Four members of the board of trustees at Bryan College in Dayton, Tennessee, have stepped down from their positions, citing a disagreement with school leadership that could not be reconciled.
After a private board meeting earlier in July, Trustees Jeff Ryan, Gary Phillips, James Wolf and Mark Senter stepped down from their positions, citing concerns over the leadership of Stephen Livesay, president of the small Christian liberal arts college. Twelve other trustee members remain on the board.
Former Trustee Jeff Ryan told the Chattanooga Times Free Press that the special July board meeting was called to address "the issues and controversies and problems at Bryan College that have developed in the last year." When an agreement couldn't be reached during the closed-door meeting, the trustee added to the local media outlet that he chose to resign due to the "failed leadership at the level of the president and within the board itself."
Ryan added in his resignation statement that it was time for him to end his professional relationship with Bryan College, writing: "The board majority has made it clear who the conductors are on this train and it's time for me to step aside and allow them to carry out their vision with those who are unified behind them," Ryan wrote. "A line has been crossed in that I cannot continue to support Dr. Livesay or [board] Chairman Haynes."
The school has been embroiled in multiple controversies in the past year that began when it changed its 80-year-old statement of faith in February. While the original statement of faith said that the creation of man was by "fiat of God," the new statement of faith specifically said that the school believes "all humanity is descended from Adam and Eve." Some students and faculty took issue with the amended statement of faith, arguing that although God created man, He may have also allowed for man's evolution.
Although the changed statement of faith was the impetus for controversy among faculty, students and administration at the Christian school, many critics of the college argue that it was the leadership's handling of the situation that led to so much subsequent backlash.
Student Body Vice President Allison Baker told the Chattanooga Times Free Press in May that "there seems to be an emotional disconnect with what we're seeing and how Dr. Livesay perceives things." Her comment came after students had circulated multiple petitions regarding the statement of faith and nine staff members resigned, only for Livesay to say at a fundraising event in April that the unity between students and faculty remained "solid" and the controversy had been blown out of proportion by the media.

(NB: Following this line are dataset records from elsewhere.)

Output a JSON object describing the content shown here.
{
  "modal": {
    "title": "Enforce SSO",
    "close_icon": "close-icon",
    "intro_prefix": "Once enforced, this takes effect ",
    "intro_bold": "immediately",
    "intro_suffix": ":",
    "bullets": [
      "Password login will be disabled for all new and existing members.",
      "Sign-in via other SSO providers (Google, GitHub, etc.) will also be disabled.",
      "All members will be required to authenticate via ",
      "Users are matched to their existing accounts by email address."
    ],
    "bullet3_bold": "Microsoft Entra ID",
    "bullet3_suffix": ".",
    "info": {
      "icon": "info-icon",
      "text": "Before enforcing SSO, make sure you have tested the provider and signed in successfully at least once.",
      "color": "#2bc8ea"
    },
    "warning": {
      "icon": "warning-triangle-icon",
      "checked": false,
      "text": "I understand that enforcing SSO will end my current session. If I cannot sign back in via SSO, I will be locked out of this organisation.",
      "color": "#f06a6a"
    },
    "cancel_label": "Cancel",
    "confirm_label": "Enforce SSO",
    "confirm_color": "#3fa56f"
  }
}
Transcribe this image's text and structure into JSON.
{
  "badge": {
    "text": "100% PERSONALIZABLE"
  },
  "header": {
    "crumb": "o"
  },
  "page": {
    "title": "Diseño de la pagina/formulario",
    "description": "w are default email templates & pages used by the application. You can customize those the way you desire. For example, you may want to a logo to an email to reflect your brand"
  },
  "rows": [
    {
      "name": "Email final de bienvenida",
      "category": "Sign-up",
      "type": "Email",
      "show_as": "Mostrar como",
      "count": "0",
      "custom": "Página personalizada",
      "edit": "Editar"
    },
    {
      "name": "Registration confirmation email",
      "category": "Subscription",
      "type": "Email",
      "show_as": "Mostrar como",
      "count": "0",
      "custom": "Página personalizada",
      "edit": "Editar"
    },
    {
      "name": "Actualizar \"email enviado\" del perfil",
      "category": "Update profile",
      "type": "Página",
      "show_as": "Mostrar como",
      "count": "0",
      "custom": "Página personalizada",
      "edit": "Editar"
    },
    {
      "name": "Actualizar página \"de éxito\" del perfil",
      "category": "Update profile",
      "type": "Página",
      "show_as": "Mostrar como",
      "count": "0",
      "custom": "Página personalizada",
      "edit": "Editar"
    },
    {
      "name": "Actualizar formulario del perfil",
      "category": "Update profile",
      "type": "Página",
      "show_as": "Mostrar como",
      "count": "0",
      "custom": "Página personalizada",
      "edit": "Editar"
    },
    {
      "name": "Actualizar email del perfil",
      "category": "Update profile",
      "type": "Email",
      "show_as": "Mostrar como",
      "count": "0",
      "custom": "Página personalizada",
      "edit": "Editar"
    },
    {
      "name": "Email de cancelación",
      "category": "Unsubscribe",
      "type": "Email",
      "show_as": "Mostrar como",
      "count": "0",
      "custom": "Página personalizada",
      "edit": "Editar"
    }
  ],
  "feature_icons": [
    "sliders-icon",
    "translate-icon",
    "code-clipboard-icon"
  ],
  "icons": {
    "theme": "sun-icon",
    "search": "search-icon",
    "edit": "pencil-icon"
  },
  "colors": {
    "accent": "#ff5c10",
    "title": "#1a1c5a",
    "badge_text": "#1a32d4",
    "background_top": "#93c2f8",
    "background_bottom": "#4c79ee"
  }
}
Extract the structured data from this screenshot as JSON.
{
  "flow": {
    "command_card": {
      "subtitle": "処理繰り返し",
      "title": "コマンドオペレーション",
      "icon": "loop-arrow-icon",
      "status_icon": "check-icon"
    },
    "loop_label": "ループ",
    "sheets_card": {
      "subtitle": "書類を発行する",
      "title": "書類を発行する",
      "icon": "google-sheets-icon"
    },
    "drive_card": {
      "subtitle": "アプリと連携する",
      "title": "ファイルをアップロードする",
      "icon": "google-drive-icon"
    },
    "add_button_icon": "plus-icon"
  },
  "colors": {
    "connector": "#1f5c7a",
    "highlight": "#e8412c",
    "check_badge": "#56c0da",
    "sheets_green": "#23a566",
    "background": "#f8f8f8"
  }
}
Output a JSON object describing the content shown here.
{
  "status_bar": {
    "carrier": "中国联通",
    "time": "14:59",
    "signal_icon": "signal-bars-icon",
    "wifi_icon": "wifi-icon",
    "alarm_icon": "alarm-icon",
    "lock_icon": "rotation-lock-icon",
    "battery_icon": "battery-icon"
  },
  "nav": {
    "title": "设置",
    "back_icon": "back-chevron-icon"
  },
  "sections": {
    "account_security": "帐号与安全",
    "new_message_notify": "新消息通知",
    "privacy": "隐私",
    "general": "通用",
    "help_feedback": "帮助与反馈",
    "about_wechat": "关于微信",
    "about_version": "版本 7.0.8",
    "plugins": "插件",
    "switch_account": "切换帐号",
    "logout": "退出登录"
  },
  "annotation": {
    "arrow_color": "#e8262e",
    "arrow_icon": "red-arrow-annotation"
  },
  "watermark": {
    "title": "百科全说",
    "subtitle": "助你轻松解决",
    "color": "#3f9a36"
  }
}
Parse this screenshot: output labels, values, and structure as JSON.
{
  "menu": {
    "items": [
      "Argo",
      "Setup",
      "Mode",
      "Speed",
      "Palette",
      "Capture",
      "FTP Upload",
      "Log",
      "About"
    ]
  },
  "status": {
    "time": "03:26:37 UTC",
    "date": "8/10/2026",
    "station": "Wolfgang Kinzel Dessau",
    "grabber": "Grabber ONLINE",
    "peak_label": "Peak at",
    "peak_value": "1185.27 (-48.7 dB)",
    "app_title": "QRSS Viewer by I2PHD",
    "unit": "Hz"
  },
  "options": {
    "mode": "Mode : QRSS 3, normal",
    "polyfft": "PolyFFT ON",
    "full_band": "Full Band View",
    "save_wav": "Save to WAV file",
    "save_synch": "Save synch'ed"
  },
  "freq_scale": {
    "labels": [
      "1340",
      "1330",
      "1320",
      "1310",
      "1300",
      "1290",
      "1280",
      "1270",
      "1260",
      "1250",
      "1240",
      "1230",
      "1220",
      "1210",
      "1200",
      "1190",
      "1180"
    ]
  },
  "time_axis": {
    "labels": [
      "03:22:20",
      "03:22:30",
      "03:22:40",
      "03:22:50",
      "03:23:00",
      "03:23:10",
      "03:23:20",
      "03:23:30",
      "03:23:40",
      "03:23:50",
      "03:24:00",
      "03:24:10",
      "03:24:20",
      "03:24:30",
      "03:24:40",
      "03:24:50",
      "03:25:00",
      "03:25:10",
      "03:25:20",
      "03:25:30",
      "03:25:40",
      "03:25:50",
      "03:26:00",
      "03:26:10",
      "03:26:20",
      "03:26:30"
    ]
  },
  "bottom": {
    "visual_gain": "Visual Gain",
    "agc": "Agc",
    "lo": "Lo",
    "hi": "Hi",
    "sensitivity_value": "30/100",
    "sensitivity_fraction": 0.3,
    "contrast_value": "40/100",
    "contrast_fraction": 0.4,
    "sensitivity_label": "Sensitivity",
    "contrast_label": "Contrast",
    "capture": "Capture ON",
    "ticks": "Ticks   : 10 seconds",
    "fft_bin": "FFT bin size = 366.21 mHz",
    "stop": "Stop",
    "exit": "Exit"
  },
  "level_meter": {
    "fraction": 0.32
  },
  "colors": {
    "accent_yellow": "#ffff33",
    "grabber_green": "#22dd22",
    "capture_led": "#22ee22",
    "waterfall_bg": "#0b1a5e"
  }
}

Livesay also received backlash when he announced in late May that the school would be laying off 20 of its 173 employees, citing necessary budget cuts after the school suffered low enrollment in 2012 and 2013.
According to the Associated Press, Chairman Col. John Haynes issued a statement last week, saying that the majority of the trustees agreed with the direction the school was taking at the July 11 board meeting.
"There was a strong spirit of support by the majority of the board for the wonderful faculty, administration and staff at Bryan College and continued support for our Statement of Faith and our historical stand on Creation," Haynes said.